Nous l’avons connu réalisateur et cinéaste qui s’inscrit dans une vision citoyenne de l’art. Son outil, le cinéma, a porté à l’écran les préoccupations des gens qui souffrent et offre à travers des débats la parole à ceux qui n’en ont jamais eu. Son projet s’avère plus ambitieux, il embrasse de nouvelles pistes et explore l’humain par d’autres voies. « Cypher » représente son actualité, un spectacle de danse-performance qui questionne le corps, la mémoire, la revanche et l’histoire.  Avec Ilyès Gharbi, Mohamed-Ali Benneji, Tarek Bouallagui, Ghazi Chebbi, Hassen Omri.

Dans le cadre d’une résidence artistique sous la houlette de l’Art Rue, le projet « Cypher » s’écrit en danse présenté par les danseurs et autour de leur vécu à travers la projection des images et des vidéos d’archives.
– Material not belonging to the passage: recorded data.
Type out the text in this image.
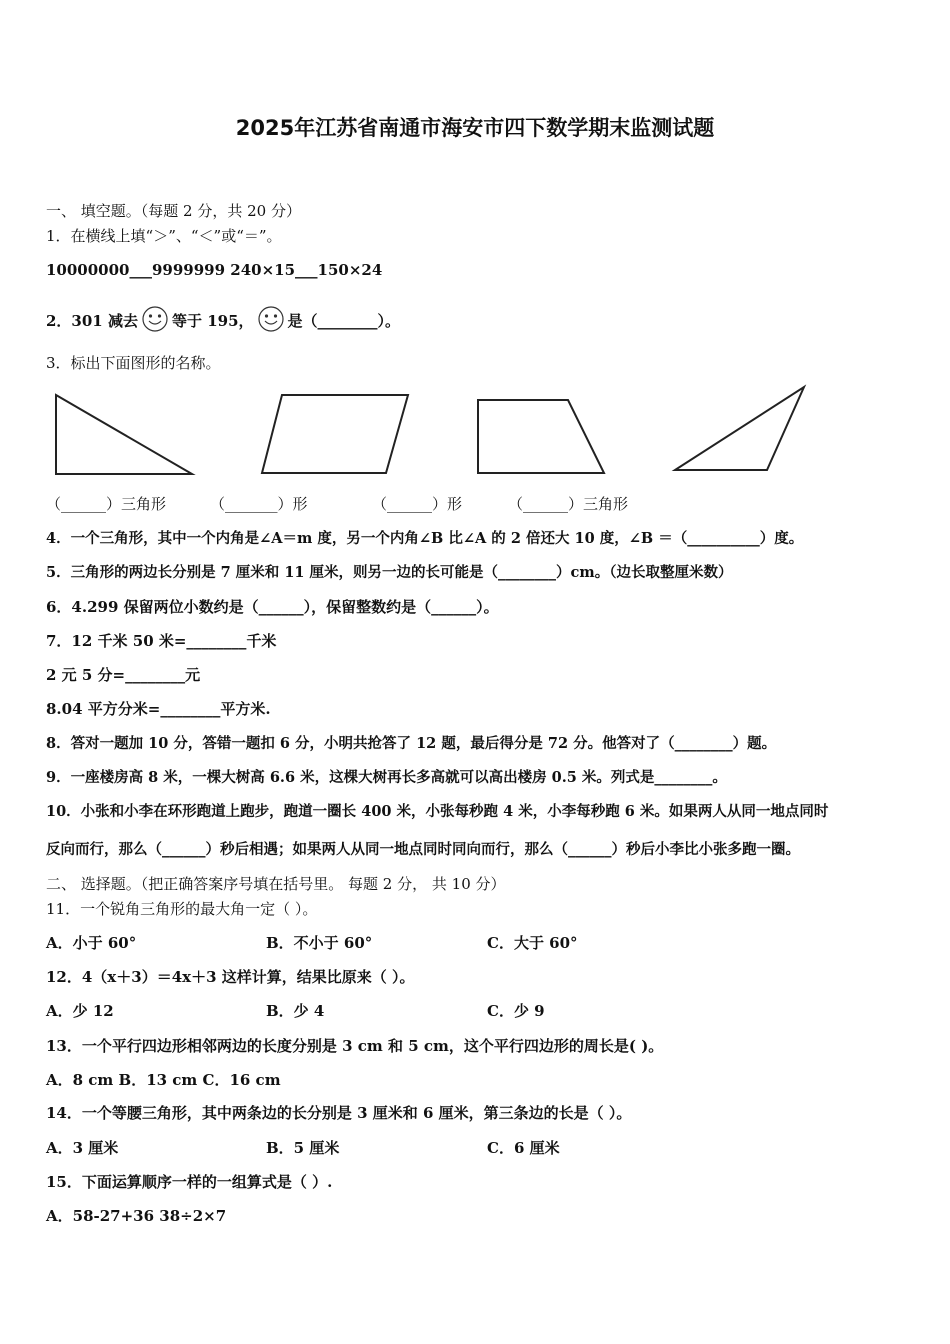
2025年江苏省南通市海安市四下数学期末监测试题
一、 填空题。（每题 2 分，共 20 分）
1．在横线上填“＞”、“＜”或“＝”。
10000000___9999999 240×15___150×24
2．301 减去 等于 195， 是（________）。
3．标出下面图形的名称。
（______）三角形	（_______）形	（______）形	（______）三角形
4．一个三角形，其中一个内角是∠A＝m 度，另一个内角∠B 比∠A 的 2 倍还大 10 度，∠B ＝（__________）度。
5．三角形的两边长分别是 7 厘米和 11 厘米，则另一边的长可能是（________）cm。（边长取整厘米数）
6．4.299 保留两位小数约是（______），保留整数约是（______）。
7．12 千米 50 米=________千米
2 元 5 分=________元
8.04 平方分米=________平方米.
8．答对一题加 10 分，答错一题扣 6 分，小明共抢答了 12 题，最后得分是 72 分。他答对了（________）题。
9．一座楼房高 8 米，一棵大树高 6.6 米，这棵大树再长多高就可以高出楼房 0.5 米。列式是________。
10．小张和小李在环形跑道上跑步，跑道一圈长 400 米，小张每秒跑 4 米，小李每秒跑 6 米。如果两人从同一地点同时
反向而行，那么（______）秒后相遇；如果两人从同一地点同时同向而行，那么（______）秒后小李比小张多跑一圈。
二、 选择题。（把正确答案序号填在括号里。 每题 2 分， 共 10 分）
11．一个锐角三角形的最大角一定（ ）。
A．小于 60°	B．不小于 60°	C．大于 60°
12．4（x＋3）＝4x＋3 这样计算，结果比原来（ ）。
A．少 12	B．少 4	C．少 9
13．一个平行四边形相邻两边的长度分别是 3 cm 和 5 cm，这个平行四边形的周长是( )。
A．8 cm B．13 cm C．16 cm
14．一个等腰三角形，其中两条边的长分别是 3 厘米和 6 厘米，第三条边的长是（ ）。
A．3 厘米	B．5 厘米	C．6 厘米
15．下面运算顺序一样的一组算式是（ ）.
A．58-27+36 38÷2×7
D’abord, il y a eu des ateliers et des stages. Un travail sur la voix et le corps, des projections et des débats. Le projet est monté au fil de répétitions et exercices qui ont eu lieu à Sidi Bouzid. Ces mêmes danseurs ont suivi aussi une initiation à l’image, au son et au montage et puis une formation technique pour devenir, eux-mêmes, régisseurs, assistants, « vidéo makers » de leurs propres spectacles. Tout un laboratoire se met en place pour une forme inédite du spectacle.

L’imaginaire et la créativité se sont exprimés à travers la danse. Le corps parle et raconte des histoires. « Cypher » ne voit pas le danseur en tant que corps dansant, mais en tant qu’entité porteuse de sa propre histoire, de son vécu et de son passé.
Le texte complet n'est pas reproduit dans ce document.